Cabral, 17, was one of two high school winners from across the state of this year’s Florida Hispanic Heritage Month Essay Contest. She’ll receive a two-year Florida College Plan Scholarship, which will cover all tuition and fees, and a $100 gift card for supplies. The contest is funded by the Florida Prepaid College Foundation and sponsored by Governor Ron DeSantis and First Lady Casey DeSantis.
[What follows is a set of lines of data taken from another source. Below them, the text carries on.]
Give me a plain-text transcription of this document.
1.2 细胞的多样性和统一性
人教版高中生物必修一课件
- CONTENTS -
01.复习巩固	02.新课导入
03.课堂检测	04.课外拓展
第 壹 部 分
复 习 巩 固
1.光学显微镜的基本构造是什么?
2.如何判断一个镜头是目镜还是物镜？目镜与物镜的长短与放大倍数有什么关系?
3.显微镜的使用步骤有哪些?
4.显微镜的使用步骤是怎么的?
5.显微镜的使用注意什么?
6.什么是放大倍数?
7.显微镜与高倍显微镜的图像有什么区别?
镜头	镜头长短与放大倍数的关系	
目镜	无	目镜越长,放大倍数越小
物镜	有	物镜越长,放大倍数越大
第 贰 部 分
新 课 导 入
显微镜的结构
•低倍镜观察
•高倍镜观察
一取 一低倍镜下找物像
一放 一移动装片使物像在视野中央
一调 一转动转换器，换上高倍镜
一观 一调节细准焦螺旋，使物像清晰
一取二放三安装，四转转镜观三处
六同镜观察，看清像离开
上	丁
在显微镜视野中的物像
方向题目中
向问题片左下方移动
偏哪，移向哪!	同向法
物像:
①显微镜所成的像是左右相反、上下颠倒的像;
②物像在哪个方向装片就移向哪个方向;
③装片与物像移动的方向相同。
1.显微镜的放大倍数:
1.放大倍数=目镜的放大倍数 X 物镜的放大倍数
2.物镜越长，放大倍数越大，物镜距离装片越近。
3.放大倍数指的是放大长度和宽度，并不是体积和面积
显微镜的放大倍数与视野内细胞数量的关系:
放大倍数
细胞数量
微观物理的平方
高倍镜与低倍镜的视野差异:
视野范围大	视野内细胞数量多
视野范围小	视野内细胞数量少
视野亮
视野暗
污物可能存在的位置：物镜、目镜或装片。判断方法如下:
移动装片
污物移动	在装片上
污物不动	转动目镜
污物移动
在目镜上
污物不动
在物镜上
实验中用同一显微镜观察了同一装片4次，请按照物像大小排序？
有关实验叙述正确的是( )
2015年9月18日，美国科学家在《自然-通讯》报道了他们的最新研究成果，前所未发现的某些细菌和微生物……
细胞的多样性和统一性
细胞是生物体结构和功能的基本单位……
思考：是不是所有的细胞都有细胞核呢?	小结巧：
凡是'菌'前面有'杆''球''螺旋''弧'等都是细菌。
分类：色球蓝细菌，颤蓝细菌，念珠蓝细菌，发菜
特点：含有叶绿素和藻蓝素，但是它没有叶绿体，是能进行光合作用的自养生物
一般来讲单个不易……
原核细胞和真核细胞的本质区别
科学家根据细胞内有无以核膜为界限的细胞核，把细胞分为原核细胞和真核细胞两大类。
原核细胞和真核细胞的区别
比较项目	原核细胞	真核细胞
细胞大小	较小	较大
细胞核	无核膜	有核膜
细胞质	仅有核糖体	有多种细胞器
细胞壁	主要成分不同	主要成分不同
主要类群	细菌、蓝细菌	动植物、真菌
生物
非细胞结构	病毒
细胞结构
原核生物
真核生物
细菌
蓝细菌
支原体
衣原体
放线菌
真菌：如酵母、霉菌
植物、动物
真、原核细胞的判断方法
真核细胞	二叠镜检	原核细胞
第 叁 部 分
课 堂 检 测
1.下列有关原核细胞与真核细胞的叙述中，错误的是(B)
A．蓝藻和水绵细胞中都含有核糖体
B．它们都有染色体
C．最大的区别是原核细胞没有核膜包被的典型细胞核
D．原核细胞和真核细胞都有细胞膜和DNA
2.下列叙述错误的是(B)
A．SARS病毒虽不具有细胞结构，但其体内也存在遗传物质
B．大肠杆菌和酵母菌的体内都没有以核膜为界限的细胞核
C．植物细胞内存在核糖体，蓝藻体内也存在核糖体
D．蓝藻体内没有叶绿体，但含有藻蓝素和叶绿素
Cabral, a first-generation American and college student, was presented with the award on Tuesday in Tallahassee. She had the opportunity to meet Governor DeSantis and Education Commissioner Manny Diaz – the subject of her essay.
“He noticed me from across the room,” Cabral said of Diaz. “He wanted to meet the person who wrote about him. He said he hung my essay up in his office. It was really cool.”
Participants at the high school level were tasked with choosing a Hispanic American from Florida and writing about their contributions to freedom. Cabral wrote the 524-word essay in early September but didn’t know that she had won until this past weekend. She was given transportation to Tallahassee to be recognized.
“The works that Diaz has accomplished in his lifetime are enough to fuel a new generation of students to follow in his footsteps,” Cabral wrote. “His acts of honor, dedication, and authority have especially proven to every Hispanic-American that the success of one’s futures is in one’s hands.”
Cabral said she was inspired by Diaz’s story. He began his professional career as a teacher and was elected to the Florida House of Representatives, then to the Florida Senate, and ultimately selected by DeSantis to head the Florida Department of Education.
“Education is really important to me,” Cabral explained. “Education is really the only way to success. I applied to Collegiate because I knew it was a great way to ahead in my college career.”
With parents from the Dominican Republic and Puerto Rico, Cabral wants to become a bilingual speech pathologist. She took speech therapy herself for six years and is a testament to the difference it can make. Cabral is considering Florida State University and the University of Florida as possible destinations to further her education.
Cabral began her high school career at Lake Gibson High School before transitioning to Polk State Lakeland Collegiate as a junior. Polk State’s three collegiate high schools provide students with a genuine college experience and the opportunity to graduate with their diploma and Associate in Arts degree at no cost to them.
“Collegiate has been very helpful in my academic journey,” Cabral noted. “Since it’s a small school, I’ve been able to get the personal support that you can’t find at a regular high school. The opportunity has been amazing.”